正说着。金杰跑了过来:“刘将军,兴督在仓里看到这里船只非常多,有兴趣问问是怎么一回事。这会精神也极好,脚步也没有那么浮了。”
“那就坐我们的巡海小船先上码头?”
“就这么办!”
兴安真的是来了兴趣,他还没有见过,一个码头会被无数的大小船只包围了。这里有海船上百艘,内河道的船足有几千条。
终于,脚踩在地面上,兴安长长的吐了一口气:“这算是稳当了。”
福建都司这边总负责,相当于邓海龙这样的副都督官职的一位官员接到报告留了上来。这位不是汉人,是福建畲族人,倒是一个勤劳苦干的民族。他这个职务是大半凭真本事,少半是安抚这里的少数民族。
此人姓蓝。
明代开国将领蓝玉,就是畲族人。
“兴督。末将蓝海。现任福建都司水师右都督,不知兴督到访,有失远迎请兴督治罪!”这位开口就是治罪,而不是见识。
这话在兴安耳朵里听着就舒服,笑着摆了摆手:“杂家只是万岁身边的老奴仆,这次是为万岁去广东看看白名鹤这小仔子,也顺便慰劳一下他。这路过福州,顺便下船来看看。却是不知道,这码头为何如此拥挤。”
福州码头可不是小码头。这里是当年三宝太监下西洋用过的码头。
这样的大码头都拥挤的连一条船都挤不进来,可见有多少船。
“兴督,白大人现在广东。此时,他应该在小吕宋,这码头的船就是来往与小吕宋的。每天二十船,船停人不停。不断的下货,再装货。更多的时候,都是下货补充了水和食物,空船就再往小吕宋去了。”蓝海给兴安解释着。

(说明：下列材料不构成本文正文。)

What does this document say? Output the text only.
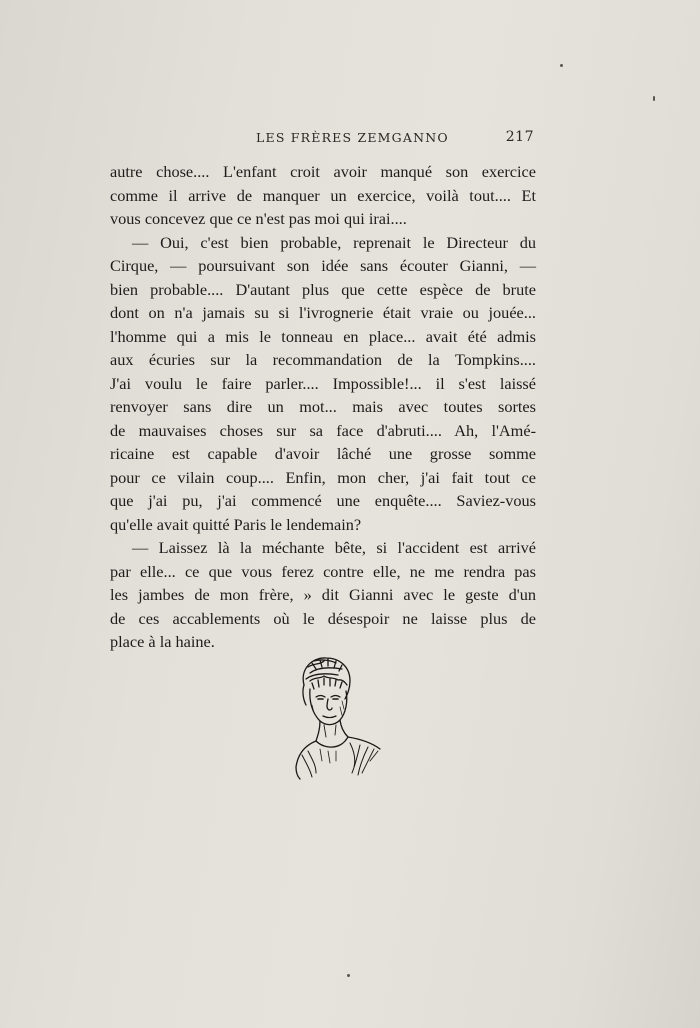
LES FRÈRES ZEMGANNO	217
autre chose.... L'enfant croit avoir manqué son exercice
comme il arrive de manquer un exercice, voilà tout.... Et
vous concevez que ce n'est pas moi qui irai....
— Oui, c'est bien probable, reprenait le Directeur du
Cirque, — poursuivant son idée sans écouter Gianni, —
bien probable.... D'autant plus que cette espèce de brute
dont on n'a jamais su si l'ivrognerie était vraie ou jouée...
l'homme qui a mis le tonneau en place... avait été admis
aux écuries sur la recommandation de la Tompkins....
J'ai voulu le faire parler.... Impossible!... il s'est laissé
renvoyer sans dire un mot... mais avec toutes sortes
de mauvaises choses sur sa face d'abruti.... Ah, l'Amé-
ricaine est capable d'avoir lâché une grosse somme
pour ce vilain coup.... Enfin, mon cher, j'ai fait tout ce
que j'ai pu, j'ai commencé une enquête.... Saviez-vous
qu'elle avait quitté Paris le lendemain?
— Laissez là la méchante bête, si l'accident est arrivé
par elle... ce que vous ferez contre elle, ne me rendra pas
les jambes de mon frère, » dit Gianni avec le geste d'un
de ces accablements où le désespoir ne laisse plus de
place à la haine.
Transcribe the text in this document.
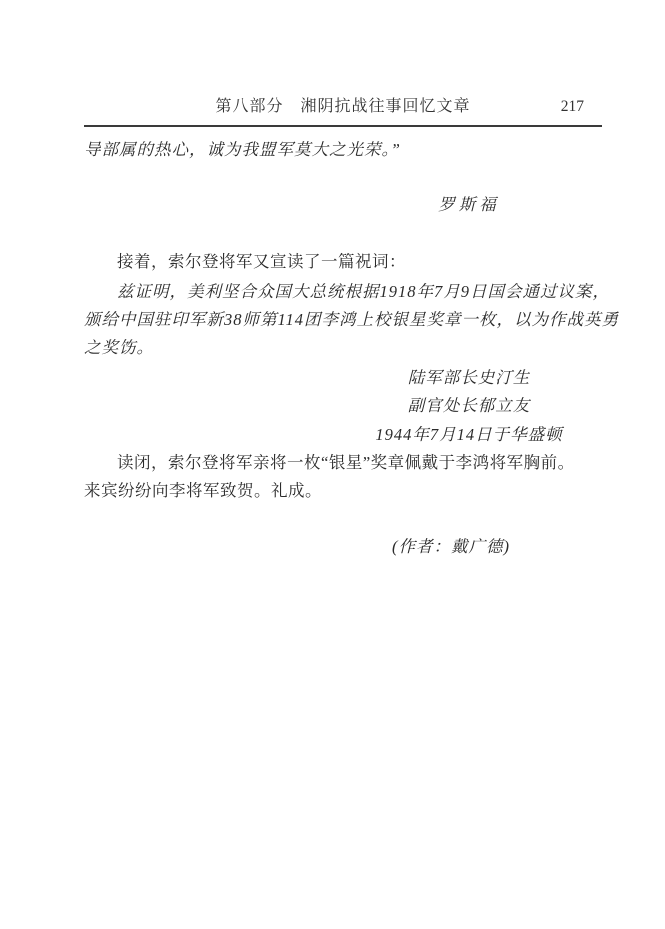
第八部分　湘阴抗战往事回忆文章	217
导部属的热心，诚为我盟军莫大之光荣。”
罗斯福
接着，索尔登将军又宣读了一篇祝词：
兹证明，美利坚合众国大总统根据1918年7月9日国会通过议案，
颁给中国驻印军新38师第114团李鸿上校银星奖章一枚，以为作战英勇
之奖饬。
陆军部长史汀生
副官处长郁立友
1944年7月14日于华盛顿
读闭，索尔登将军亲将一枚“银星”奖章佩戴于李鸿将军胸前。
来宾纷纷向李将军致贺。礼成。
(作者：戴广德)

事实上,这距离白名鹤第一次给福建商帮下狠话。这才过去了不到一个月时间。
福建商帮大小商数千个,就没有不想粘这手生意的。
“这东西,很好吗?”兴安叫人拿过来一个椰子果。
“请兴督移步,这里有一处衙门已经专门为海事所设。只是我家都司大人不能来迎接,此时三司正在商讨商市的分配,几位大人已经两天两夜没有出来了。”
蓝海这话说的是真话,兴安更知道其中的门道。
这不是在商量,而是在商量如何分配好处。光是这份繁华,就代表着巨利。布政司要考虑他们负责的税务,都司要养兵、要修船。而按察司则要负责商之前的利益纠纷,还有恶性竞争之类的事件。
所以不能白干活,出力不落好。
进了那个所谓的衙门,其实就是一个大宅子,然后给分成了几块。
进门第一块牌子就写着天命亲授行首院。门外几十个商人,各自坐在长凳上默默的着,也没有相互间的交流,无一例外的都低着头,有时会抬着看一眼那门口。
正好,有一个穿着管事太监服色的出来,拿着一张纸念道:“福州伍氏商,下三等,退!”说罢,身后一人将一只盒子,然后一个盖有印的纸放在盒上。那商的代表哭着扑在地上:“求再给小一次机会,再给小一次机会。”
当下,又一个老者出来:“赶出去。”这老者胸口别的一个木牌上写着福建商帮。
那商的代表发了疯一样从背后拿出一个包袱来:“我们,我们商还有这个!”
一个垫子,看不出是什么材料的。
那老者扫了一眼,眼睛眯起来了,这才转身一礼:“老朽厚颜请行首院再一观,此物却是不错,或许可以评一个二等,也算够了白大人采购的最低标准。”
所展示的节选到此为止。